Le Kénya est un bon exemple. Le pays comptait une importante communauté de colons anglais, très actifs. La résistance native des Mau-Mau était beaucoup plus violente que celle des Palestiniens. Et pourtant, quand le Kénya est devenu indépendant, les colons sont restés. J’en ai rencontré sur les hauts plateaux près du Lac Rudolf : des fermiers prospères, forts et burinés par le soleil, similaires aux Israéliens de la vieille école, ils parlent la langue locale et participent à la vie locale. Beaucoup d’eux ont des petits avions et vont faire un saut à Nairobi pour boire un verre quand ils en ont assez d’observer les flamants roses sur les rives du lac. Les colons essayent d’avoir des relations de bon voisinage avec les natifs : après tout, le pouvoir politique est aux mains des Kikuyus et il n’y a pas de risque que la RAF se porte à leur secours.
C’est l’exemple que doivent suivre les colons israéliens et le gouvernement israélien ne devrait pas avoir à leur dire quoi faire et où vivre. Leurs colonies ne seront pas réservées uniquement aux juifs. Ils auront des voisins natifs, pas seulement comme main d’oeuvre agricole, mais comme fonctionnaires, comme policiers, comme juges.
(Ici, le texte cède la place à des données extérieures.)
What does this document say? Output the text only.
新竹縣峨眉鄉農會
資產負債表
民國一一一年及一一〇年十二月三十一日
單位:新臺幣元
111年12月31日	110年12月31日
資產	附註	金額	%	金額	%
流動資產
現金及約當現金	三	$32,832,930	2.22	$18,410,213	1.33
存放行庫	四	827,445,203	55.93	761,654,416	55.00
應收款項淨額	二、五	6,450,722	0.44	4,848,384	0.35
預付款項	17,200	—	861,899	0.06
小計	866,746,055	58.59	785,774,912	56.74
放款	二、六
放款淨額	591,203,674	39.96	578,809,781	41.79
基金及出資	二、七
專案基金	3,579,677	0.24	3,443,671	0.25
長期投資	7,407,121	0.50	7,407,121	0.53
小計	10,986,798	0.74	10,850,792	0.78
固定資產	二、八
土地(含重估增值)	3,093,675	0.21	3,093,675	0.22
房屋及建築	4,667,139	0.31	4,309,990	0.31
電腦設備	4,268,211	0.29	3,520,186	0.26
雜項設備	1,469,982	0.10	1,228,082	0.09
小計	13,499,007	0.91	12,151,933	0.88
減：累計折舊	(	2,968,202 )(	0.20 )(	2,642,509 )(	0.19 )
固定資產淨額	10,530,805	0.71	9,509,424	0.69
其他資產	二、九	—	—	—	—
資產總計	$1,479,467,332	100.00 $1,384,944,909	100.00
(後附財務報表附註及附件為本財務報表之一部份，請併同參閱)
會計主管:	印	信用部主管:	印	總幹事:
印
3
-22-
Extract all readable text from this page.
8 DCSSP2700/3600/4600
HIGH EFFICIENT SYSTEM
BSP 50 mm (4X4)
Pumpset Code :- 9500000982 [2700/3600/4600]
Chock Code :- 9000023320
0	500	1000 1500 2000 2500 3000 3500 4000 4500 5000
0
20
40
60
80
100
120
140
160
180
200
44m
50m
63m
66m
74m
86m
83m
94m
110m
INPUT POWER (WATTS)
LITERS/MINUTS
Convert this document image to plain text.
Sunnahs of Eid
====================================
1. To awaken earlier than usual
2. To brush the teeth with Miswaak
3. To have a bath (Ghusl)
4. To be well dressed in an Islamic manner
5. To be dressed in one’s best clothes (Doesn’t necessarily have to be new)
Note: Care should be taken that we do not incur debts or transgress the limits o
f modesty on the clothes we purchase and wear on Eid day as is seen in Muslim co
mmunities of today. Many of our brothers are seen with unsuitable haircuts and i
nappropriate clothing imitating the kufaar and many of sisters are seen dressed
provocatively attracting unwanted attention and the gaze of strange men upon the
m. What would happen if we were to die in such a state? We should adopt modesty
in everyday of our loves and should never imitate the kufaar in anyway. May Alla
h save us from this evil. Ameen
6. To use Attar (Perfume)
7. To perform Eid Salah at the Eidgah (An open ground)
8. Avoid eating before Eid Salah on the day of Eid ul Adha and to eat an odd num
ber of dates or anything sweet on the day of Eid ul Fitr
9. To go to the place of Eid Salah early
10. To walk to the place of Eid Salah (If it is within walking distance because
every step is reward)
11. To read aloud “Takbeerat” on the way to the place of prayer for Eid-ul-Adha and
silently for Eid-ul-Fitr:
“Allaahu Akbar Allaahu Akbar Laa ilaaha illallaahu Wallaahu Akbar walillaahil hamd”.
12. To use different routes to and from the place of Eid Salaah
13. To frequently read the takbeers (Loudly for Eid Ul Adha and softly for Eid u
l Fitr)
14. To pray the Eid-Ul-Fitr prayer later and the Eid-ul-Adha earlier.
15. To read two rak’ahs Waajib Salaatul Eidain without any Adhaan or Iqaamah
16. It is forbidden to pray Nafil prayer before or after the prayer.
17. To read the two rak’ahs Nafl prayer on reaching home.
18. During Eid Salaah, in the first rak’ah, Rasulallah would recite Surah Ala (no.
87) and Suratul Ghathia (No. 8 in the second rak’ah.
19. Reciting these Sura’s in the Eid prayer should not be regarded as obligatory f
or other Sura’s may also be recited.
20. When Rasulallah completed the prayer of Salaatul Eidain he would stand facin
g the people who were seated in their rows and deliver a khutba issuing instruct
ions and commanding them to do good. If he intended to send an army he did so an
Cette perspective n’a pas empêché des milliers de Britanniques et de Français, de Portugais et d’Espagnols, de Russes et d’Allemands de rester vivre dans les pays décolonisés. Le discours sur l’évacuation qui a conduit Israël au bord de la guerre civile ne peut être compris si on ne prend pas en compte le panorama général de l’exclusivisme juif.
Seuls des gens qui ne peuvent supporter l’idée d’être enterrés dans la même tombe qu’un goy, sont incapables d’imaginer qu’il serait possible de rester comme égaux, sans l’appui de l’armée et de l’administration coloniale pour renforcer leur supériorité. Azmi Bishara, notre député de Nazareth, a eu raison de ne pas soutenir l’initiative de Sharon. En revanche, le parti travailliste de Peres et Barak a ajouté une nouvelle page à l’épaisse liasse de pages honteuses de son histoire en entrant au gouvernement Sharon pour mettre en oeuvre le « désengagement ». L’affaire des colons de Gaza peut être utilisée pour saboter et détruire le « caractère juif de l’État ». Il n’y a aucune raison de jouer le jeu de l’exclusivité juive, que ce soit en Thaïlande ou à Gaza.